Still, Quique Setién made sure Umtiti was in his first XI and the Frenchman responded with a superb performance. He defended with his typical combination of ferocity, timing and intelligence. He used the ball well, keeping the side moving forward (he completed 103/111 passes) and stopped Granada in their tracks multiple times pushing up to dispossess opponents. If Umtiti is back in rhythm, the Blaugrana’s defensive prowess should improve massively.

Winner: Quique Setién

First game, first goal, first win, first clean-sheet. 1,005 passes played at an incredible 91.6% accuracy. Riqui Puig involved and playing a key role. A genuinely composed and solid victory with the fans going home happy as the club returns to their roots.

Quique Setién hasn’t had a bad first day at the office, has he? He’s not even been in charge for a week, but already you can see how he has energised the side and got them playing a more classic Barcelona style. Everything was much more classic Barcelona. There’s still a way to go, obviously, and the players notably fatigued later on as the hard work they’ve been putting in during training began to take its toll – but things are looking up. Add Frenkie de Jong to this midfield and things will only get better.

Loser: La Liga

For the last two years, there had been signs that Barcelona were on the decline. Those signs had come to a head this season when teams realised that Barcelona were very mortal and there for the taking. So they began flying at the Blaugrana, overwhelming them and in many cases, beating them. Granada themselves beat Barcelona in the reverse fixture earlier in the season. It looked like the era of dominance was coming to an end and teams could finally relax and maybe La Liga would become an open contest again.

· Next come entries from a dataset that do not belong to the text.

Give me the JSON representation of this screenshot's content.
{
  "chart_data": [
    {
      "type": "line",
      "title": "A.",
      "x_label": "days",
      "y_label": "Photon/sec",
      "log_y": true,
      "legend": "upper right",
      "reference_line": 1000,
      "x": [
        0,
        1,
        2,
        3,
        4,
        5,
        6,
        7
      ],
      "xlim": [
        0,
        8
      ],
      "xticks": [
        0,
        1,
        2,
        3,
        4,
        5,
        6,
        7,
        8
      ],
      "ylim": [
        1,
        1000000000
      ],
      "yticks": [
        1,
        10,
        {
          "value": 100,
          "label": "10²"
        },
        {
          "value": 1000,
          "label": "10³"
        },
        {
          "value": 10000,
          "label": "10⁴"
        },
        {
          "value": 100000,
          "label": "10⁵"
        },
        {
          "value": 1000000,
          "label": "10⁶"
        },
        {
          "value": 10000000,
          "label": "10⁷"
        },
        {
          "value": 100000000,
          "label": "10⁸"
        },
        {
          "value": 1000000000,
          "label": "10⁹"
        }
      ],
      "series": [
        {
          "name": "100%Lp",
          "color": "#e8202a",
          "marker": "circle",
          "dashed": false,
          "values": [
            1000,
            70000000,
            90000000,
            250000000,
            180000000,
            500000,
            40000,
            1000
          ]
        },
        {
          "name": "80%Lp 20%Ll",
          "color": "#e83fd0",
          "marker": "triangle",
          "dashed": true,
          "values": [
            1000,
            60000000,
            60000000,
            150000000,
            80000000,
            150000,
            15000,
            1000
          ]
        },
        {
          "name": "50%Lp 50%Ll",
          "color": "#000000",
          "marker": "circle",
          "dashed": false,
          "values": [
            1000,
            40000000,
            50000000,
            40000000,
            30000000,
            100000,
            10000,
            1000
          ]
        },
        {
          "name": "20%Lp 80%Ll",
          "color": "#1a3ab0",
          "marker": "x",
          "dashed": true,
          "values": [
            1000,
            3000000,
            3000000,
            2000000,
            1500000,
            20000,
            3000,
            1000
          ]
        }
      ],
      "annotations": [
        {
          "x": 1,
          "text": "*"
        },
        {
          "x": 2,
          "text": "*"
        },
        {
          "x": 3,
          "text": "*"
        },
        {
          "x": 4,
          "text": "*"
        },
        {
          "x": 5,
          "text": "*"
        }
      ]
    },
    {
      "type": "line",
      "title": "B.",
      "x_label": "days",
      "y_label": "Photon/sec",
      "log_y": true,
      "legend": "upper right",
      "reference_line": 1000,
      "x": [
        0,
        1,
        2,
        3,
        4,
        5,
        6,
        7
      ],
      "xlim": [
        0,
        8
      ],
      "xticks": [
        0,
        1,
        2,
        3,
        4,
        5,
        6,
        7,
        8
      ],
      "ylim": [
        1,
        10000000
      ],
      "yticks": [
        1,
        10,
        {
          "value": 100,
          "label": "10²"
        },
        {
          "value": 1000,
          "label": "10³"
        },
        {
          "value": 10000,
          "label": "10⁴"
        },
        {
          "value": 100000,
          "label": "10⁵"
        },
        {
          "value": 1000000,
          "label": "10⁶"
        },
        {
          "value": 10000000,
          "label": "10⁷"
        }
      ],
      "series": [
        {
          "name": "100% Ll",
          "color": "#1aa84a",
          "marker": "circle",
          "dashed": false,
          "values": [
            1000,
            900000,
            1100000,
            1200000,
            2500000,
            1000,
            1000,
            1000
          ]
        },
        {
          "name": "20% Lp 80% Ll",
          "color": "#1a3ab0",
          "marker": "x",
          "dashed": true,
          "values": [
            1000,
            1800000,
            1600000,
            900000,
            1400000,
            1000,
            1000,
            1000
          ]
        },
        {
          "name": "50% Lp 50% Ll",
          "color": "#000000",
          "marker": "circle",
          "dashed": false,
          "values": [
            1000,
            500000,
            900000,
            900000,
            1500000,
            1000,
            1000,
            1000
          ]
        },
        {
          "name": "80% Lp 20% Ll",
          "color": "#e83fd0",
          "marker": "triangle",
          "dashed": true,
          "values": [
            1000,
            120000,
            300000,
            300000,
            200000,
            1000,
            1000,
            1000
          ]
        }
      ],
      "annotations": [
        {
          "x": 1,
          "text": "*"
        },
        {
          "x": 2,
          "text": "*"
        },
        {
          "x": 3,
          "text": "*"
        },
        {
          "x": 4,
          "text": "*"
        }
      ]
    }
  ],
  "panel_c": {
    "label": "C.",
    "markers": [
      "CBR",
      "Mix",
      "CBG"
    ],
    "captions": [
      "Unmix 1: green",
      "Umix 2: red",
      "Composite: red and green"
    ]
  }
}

Then this game happened. And it seems like all the hopes that Barcelona had declined, or that Quique Setién would turn out to be a mirage and not as good as his fans on social media would have you believe, have been undone by a superbly confident Barcelona display.

Things may not work out well this season, nothing is guaranteed in football after all, but what you can’t deny is that all those omens that this was a side in decline are being shed one-by-one. Barcelona are a side remembering who they are, and who they are is a side that has won La Liga eight times in the 11 seasons since Pep Guardiola’s 2008 revolution – a revolution that Quique Setién very much believes in.